Porcupine Creek to Lime Ridge
The Porcupine Creek Trail starts at the Porcupine Creek Rec Site off a narrow and rough forest service road in the Marble Range. the rainy days of 2020 had taken its toll on the backroad. It was narrow and rough and a small slide had partly covered the road. Nearby the road is crumbling away and may fall into the creek valley after a good rainfall. The road needs to be closed until some major roadwork can be done. We got in with 4X4’s but we won’t do the road again. We parked and hiked up the trail all the way to the top of Lime Ridge.
The Rec site is used by backcountry horse riders and seemed to be in good shape.
The trail follows a branch of Porcupine Creek for 3 km in a forested gully, climbing steadily.
This is a favorite trail, moderate in its grade, working its way up to an old burn.
A the top of the valley, the trail then switchbacked up through a whitebark pine forest that was burned in 2003.
The trail disappears when it reaches the top of Lime Ridge. The open karst ridges stretch for 8 km and there are several route choices. For this day, we hiked northwest along the ridge, paralleling the Jesmond Road.
To the northeast was Wild Horse Ridge and Mt. Kerr. We have hiked that route too.
In the far west, the Camelsfoot Range rose above the Interior Ranges 27 km away.
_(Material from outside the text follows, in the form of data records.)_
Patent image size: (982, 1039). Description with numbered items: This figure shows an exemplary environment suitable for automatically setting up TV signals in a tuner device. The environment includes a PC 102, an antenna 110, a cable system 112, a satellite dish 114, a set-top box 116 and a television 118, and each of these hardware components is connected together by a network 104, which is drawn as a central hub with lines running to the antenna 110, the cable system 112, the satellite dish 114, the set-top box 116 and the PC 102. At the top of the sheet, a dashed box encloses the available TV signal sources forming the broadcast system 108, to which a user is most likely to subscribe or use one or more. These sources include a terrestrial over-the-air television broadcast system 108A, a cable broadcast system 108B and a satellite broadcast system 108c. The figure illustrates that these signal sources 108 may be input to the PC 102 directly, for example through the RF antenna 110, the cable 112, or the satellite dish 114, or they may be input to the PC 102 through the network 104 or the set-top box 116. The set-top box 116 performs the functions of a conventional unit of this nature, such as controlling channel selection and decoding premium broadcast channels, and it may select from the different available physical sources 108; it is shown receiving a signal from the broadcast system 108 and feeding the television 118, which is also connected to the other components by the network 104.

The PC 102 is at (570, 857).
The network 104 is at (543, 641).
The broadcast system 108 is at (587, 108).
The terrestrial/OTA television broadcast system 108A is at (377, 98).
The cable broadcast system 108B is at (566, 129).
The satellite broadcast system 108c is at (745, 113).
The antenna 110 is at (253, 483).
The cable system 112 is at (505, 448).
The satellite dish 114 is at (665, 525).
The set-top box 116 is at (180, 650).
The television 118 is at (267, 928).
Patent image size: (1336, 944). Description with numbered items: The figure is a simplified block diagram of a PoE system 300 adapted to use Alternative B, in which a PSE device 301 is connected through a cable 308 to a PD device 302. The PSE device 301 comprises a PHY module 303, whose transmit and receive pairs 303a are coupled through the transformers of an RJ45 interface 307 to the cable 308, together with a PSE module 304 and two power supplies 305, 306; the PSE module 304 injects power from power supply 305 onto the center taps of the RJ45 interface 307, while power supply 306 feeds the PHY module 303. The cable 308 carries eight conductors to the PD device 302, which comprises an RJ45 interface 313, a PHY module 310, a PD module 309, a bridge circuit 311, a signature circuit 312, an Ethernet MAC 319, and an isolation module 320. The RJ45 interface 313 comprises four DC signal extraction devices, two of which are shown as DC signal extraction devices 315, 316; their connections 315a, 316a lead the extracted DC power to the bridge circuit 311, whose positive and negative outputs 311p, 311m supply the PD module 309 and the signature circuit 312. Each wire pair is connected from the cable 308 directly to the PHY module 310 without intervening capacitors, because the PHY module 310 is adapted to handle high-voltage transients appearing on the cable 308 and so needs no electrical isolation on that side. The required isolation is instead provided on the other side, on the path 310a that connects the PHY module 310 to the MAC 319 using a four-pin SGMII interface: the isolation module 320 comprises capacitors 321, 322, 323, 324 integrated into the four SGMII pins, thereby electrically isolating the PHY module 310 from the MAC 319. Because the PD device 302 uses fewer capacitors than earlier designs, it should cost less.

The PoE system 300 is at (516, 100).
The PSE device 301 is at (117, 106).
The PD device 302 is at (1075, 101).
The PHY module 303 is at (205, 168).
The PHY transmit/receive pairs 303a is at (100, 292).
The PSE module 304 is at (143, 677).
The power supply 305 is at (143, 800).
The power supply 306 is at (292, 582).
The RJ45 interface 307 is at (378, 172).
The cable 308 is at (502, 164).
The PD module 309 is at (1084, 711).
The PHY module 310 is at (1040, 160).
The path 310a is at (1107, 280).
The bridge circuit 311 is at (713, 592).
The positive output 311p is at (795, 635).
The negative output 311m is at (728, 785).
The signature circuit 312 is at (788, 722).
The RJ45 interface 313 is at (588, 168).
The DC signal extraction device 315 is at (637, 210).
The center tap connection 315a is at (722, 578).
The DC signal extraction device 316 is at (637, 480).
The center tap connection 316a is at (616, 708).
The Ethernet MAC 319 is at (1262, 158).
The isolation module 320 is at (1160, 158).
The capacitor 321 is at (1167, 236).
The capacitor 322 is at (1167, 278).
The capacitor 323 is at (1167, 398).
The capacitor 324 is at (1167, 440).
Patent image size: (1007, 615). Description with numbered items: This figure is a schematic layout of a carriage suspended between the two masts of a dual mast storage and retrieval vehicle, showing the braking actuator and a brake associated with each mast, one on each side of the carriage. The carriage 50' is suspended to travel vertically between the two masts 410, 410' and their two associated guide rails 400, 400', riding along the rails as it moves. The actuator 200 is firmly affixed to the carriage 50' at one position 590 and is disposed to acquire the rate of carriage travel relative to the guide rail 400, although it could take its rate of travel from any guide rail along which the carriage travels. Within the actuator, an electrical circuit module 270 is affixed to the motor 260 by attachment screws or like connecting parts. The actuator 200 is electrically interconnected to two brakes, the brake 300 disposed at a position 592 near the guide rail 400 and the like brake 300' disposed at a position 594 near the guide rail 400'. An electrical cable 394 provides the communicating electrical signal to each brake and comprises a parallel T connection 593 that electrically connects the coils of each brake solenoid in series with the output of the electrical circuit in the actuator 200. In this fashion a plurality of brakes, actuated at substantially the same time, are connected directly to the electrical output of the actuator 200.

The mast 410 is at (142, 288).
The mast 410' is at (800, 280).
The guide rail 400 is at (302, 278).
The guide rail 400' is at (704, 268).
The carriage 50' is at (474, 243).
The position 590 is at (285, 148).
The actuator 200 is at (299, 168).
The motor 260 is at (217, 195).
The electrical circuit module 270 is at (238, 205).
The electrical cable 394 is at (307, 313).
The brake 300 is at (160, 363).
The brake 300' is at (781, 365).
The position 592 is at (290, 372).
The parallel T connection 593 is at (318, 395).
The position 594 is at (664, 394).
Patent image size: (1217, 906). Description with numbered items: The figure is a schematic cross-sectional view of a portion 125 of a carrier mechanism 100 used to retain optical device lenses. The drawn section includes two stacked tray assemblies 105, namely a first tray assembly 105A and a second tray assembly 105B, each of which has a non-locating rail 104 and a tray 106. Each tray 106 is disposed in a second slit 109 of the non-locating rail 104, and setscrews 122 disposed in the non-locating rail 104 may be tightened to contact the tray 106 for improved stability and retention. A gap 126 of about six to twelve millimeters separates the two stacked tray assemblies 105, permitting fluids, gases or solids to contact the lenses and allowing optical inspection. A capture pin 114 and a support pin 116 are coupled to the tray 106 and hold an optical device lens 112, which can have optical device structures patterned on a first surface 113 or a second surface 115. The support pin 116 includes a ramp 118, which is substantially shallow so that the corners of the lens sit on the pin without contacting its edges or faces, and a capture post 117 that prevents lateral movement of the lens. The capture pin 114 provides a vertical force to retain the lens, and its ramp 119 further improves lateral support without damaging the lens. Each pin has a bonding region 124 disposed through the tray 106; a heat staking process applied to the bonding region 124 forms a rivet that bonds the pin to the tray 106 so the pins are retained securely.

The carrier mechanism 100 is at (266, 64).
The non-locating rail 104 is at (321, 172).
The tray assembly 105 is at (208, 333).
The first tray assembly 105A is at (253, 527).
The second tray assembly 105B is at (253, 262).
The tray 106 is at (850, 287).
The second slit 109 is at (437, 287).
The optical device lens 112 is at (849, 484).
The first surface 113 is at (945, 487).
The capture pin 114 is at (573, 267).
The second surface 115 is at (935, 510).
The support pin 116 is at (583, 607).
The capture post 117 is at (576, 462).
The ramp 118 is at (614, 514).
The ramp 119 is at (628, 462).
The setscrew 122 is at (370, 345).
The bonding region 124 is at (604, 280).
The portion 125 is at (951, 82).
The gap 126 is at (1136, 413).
Below the steep slopes of Lime Ridge angled down through the burn with the Jesmond Road at the bottom of the valley and the Edge Hills on the other side. The Fraser River is far below the Edge Hills, only 2.4 km from Lime Ridge, but a descent of 2000 m. The top of Lime Ridge is a desolate limestone ridge.
But there were many low-growing plants on this windswept ridge – white mountain avens, starwort, stonecrop, jacob’s ladder, mountain arnica, and a favorite, moss campion.
We returned the way we came, across the ridge, down through the burn, down the creek valley, and along the old double track to our trucks, a 10 km hike in the Marble Range. We will be back in 2021 to do another hike in the area.